Si distingue anche una crescente personalizzazione della politica: «A prescindere dal fatto che ormai a votare il partito con la cosiddetta ‘scheda secca’ è appena il 7% degli elettori, il sondaggio dei voti preferenziali mostra la propensione a privilegiare la persona, mentre il partito appare, nella fase elettorale, come ente ‘a rimorchio’ o al massimo come promotore dei candidati; lo si vede bene quando i nomi dei candidati primeggiano sul simbolo del partito». Il problema è la discrepanza tra la campagna elettorale – dove contano soprattutto per le persone – e un funzionamento parlamentare e commissionale che riconduce parecchio alle tradizionali logiche di partito, «rischiando di generare ulteriore delusione per la discrepanza percepita tra le scelte dei cittadini e le dinamiche interne alla politica istituzionale». D’altro canto, aggiunge Mazzoleni, «proprio il sistema proporzionale e l’equilibrio di forze al suo interno tende a smorzare eventuali fughe in avanti in senso populista o leaderista, riducendo il rischio che chi sa cavalcare il malcontento prenda il sopravvento nelle istituzioni».

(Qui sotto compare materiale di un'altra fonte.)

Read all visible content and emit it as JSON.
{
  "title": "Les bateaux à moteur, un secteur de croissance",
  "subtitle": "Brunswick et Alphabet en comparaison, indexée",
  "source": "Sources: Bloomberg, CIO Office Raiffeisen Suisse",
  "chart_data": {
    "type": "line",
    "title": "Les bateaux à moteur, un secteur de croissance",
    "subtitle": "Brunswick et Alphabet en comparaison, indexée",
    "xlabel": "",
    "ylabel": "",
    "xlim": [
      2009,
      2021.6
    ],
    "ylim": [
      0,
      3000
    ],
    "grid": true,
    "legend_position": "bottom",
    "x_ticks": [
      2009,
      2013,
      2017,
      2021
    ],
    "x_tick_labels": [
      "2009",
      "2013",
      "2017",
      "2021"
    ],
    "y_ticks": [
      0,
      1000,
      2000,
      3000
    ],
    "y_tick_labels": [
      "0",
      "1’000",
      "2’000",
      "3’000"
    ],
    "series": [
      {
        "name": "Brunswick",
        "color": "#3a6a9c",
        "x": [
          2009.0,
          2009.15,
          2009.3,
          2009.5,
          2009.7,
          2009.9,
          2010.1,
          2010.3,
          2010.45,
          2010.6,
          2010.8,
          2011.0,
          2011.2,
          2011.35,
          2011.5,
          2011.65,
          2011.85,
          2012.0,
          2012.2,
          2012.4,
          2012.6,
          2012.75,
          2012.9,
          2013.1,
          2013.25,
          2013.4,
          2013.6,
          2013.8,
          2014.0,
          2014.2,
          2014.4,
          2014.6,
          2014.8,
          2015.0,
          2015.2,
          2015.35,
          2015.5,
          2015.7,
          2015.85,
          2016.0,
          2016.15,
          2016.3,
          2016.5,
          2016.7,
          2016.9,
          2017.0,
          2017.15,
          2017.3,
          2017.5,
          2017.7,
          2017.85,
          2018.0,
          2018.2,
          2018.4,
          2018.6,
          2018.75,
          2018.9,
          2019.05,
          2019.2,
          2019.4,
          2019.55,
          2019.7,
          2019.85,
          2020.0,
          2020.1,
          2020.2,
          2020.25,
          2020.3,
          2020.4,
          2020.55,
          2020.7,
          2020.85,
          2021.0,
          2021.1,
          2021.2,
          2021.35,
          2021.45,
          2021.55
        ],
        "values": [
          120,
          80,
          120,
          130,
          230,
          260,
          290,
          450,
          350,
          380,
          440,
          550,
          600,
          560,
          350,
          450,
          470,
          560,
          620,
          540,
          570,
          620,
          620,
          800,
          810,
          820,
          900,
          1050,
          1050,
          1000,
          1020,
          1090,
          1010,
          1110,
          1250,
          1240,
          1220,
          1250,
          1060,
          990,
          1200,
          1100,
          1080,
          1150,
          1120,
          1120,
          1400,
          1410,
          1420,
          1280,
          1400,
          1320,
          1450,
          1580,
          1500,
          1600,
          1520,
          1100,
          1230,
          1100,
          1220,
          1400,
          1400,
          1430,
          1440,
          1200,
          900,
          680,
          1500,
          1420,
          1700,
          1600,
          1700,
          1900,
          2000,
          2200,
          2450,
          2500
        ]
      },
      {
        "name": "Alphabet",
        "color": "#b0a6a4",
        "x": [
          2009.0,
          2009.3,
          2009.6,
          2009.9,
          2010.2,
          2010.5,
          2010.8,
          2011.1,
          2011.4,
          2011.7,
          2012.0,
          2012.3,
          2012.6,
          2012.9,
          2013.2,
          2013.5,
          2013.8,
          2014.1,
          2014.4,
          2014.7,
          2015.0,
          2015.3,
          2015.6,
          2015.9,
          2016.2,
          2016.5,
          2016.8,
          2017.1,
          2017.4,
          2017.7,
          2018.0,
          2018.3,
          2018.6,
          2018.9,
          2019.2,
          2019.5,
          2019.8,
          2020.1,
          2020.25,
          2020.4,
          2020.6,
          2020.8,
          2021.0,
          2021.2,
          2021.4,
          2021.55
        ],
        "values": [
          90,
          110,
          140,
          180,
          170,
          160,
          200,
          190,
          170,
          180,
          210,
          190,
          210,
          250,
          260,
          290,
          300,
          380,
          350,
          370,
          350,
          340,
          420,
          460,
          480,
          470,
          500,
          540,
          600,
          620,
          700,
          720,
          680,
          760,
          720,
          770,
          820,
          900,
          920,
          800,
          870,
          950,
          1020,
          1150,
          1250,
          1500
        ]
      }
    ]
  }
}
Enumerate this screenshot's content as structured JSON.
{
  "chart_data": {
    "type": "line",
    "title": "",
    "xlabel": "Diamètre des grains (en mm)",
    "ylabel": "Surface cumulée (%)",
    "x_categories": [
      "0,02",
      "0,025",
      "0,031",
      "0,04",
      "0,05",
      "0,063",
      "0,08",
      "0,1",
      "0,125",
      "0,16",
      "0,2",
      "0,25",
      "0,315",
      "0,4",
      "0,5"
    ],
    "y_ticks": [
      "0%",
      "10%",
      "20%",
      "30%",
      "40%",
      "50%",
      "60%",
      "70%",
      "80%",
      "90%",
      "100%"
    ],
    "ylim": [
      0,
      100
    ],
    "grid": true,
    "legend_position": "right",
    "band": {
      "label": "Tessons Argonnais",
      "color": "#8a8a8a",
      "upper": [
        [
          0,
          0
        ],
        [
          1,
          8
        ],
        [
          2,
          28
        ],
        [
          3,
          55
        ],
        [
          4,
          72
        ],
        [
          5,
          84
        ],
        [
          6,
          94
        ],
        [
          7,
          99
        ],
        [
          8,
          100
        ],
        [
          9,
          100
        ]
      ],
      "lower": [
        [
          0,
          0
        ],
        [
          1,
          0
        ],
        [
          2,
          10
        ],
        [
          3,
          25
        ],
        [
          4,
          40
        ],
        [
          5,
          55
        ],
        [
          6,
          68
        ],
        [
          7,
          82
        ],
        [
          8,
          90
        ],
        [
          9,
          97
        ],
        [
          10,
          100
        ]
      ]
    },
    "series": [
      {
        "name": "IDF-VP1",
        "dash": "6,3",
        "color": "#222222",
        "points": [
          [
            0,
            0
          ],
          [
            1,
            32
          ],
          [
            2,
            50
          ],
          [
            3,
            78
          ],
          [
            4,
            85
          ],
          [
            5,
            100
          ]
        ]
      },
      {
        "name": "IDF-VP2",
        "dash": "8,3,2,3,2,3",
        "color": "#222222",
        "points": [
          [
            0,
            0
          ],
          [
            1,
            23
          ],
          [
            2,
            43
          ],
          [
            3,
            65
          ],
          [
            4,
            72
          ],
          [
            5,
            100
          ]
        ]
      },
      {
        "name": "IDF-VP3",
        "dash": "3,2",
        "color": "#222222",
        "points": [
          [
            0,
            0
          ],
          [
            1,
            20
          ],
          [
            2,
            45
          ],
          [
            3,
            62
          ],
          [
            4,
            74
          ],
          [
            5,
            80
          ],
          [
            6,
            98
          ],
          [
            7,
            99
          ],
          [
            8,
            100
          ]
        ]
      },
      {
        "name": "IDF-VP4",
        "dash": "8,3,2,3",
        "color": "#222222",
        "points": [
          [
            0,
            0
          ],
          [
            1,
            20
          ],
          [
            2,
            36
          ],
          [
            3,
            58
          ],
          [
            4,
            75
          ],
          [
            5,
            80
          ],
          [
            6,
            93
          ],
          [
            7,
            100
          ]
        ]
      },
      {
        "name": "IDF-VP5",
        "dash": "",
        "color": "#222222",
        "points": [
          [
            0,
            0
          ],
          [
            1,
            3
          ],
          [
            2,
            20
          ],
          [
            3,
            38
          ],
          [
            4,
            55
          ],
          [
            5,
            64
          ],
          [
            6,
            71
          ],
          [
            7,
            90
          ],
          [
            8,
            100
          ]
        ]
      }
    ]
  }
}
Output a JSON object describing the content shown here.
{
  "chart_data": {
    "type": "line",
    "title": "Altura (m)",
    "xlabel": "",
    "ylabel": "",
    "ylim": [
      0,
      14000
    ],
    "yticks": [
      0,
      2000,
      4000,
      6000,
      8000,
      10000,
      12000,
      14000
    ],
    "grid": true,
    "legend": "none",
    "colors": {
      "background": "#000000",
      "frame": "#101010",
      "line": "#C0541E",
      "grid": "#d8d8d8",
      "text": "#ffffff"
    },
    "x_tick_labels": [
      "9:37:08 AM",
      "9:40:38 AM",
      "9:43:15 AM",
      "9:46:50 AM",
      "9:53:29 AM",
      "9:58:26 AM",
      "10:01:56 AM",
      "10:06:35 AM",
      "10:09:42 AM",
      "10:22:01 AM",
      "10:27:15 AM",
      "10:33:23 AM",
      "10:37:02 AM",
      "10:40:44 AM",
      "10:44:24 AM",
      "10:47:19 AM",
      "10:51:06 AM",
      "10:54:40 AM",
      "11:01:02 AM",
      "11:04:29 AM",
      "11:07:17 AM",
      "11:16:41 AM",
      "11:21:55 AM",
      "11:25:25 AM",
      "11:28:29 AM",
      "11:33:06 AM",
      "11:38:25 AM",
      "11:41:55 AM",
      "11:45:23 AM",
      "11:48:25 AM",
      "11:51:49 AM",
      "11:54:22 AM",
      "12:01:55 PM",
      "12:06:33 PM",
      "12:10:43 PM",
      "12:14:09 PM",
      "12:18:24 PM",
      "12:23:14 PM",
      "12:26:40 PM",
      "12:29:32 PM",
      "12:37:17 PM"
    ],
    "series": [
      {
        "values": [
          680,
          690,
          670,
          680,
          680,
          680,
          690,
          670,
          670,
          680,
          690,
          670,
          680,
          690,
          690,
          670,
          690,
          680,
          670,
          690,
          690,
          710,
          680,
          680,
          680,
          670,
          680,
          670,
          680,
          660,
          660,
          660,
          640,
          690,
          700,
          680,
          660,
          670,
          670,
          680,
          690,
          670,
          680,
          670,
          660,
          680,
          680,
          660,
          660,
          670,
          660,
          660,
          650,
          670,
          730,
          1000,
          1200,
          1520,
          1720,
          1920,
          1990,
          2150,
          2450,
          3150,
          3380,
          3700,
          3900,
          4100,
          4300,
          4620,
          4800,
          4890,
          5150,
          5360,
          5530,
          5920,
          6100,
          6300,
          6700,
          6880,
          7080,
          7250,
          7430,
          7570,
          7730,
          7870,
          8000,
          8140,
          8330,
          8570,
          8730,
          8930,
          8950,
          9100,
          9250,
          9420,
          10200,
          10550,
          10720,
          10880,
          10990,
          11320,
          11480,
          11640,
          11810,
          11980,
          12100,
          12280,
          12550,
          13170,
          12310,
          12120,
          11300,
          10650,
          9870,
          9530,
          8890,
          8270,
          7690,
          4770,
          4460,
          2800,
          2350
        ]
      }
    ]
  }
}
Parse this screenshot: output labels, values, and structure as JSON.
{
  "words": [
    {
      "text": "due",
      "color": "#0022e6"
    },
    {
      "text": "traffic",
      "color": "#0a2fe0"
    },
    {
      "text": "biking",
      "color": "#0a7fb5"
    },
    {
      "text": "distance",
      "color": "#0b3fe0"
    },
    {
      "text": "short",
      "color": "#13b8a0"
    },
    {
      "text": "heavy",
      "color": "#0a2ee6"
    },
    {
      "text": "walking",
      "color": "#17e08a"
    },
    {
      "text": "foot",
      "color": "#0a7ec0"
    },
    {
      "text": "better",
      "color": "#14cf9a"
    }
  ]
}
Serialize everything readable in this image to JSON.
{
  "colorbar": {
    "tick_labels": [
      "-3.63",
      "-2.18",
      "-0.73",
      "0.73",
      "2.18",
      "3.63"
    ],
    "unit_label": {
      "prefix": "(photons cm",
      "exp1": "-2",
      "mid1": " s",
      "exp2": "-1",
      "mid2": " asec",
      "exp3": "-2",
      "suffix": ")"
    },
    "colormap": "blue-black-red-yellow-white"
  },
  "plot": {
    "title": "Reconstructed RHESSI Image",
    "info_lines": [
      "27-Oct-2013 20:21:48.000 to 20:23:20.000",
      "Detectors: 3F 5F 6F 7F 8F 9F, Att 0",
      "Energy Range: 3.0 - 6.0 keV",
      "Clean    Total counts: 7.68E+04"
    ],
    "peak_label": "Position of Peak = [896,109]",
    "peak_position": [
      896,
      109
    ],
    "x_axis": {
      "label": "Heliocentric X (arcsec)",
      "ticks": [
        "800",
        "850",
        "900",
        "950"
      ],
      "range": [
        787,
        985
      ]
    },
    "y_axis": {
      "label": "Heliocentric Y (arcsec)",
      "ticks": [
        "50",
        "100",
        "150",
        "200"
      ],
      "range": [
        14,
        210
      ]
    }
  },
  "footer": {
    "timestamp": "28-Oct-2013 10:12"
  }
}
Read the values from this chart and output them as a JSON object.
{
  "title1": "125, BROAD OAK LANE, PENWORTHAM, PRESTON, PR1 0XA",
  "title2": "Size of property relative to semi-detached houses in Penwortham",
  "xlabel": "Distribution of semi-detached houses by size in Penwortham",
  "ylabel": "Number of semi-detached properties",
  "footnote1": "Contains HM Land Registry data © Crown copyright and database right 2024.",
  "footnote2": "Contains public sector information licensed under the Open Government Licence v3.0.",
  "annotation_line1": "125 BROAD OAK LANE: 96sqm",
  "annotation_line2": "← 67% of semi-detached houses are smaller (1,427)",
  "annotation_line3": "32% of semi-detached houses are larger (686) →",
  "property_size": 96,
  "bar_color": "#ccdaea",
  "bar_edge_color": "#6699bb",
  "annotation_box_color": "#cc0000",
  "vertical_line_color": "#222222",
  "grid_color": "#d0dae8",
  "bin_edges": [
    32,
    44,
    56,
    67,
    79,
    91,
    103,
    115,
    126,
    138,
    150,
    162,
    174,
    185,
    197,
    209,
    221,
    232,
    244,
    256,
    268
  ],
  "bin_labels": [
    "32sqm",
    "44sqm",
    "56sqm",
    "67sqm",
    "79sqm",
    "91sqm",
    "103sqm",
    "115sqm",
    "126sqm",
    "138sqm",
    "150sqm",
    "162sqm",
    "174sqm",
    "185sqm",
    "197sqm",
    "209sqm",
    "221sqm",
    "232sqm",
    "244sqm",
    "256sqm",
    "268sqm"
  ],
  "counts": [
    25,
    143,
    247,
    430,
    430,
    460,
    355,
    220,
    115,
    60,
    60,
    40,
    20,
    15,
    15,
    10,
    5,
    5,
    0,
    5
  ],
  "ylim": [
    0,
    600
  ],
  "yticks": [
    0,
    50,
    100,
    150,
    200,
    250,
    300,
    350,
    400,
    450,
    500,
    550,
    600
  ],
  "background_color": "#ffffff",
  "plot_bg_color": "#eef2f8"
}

All’indebolimento dei rapporti tra elettori e partiti, secondo Mazzoleni, contribuisce anche l’evoluzione del sistema mediatico: «Un tempo i partiti avevano il controllo diretto della comunicazione politica, sia attraverso le loro testate, sia attraverso il dialogo diretto delle sezioni locali col territorio. Poi i media si sono emancipati, finendo in certi casi per dettare l’agenda politica. Infine sono arrivati i social, che hanno fatto ‘esplodere’ la comunicazione istituzionale in una cacofonia di voci diverse. Le difficoltà comunicative dei partiti rischiano inoltre di essere esacerbate alle prossime tornate elettorali: non si possono fare previsioni, ma è chiaro che i due anni di pandemia potrebbero penalizzare ancora di più le possibilità di mobilitazione e di partecipazione. Il periodo», conclude Mazzoleni, «non è roseo per i partiti. L’astensione e la personalizzazione del voto, oltre a erodere la base di legittimazione dell’intero sistema politico, possono contribuire a cambiare nuovamente gli equilibri politici. Sappiamo che possono bastare pochi cambi percentuali per determinare esiti significativamente diversi».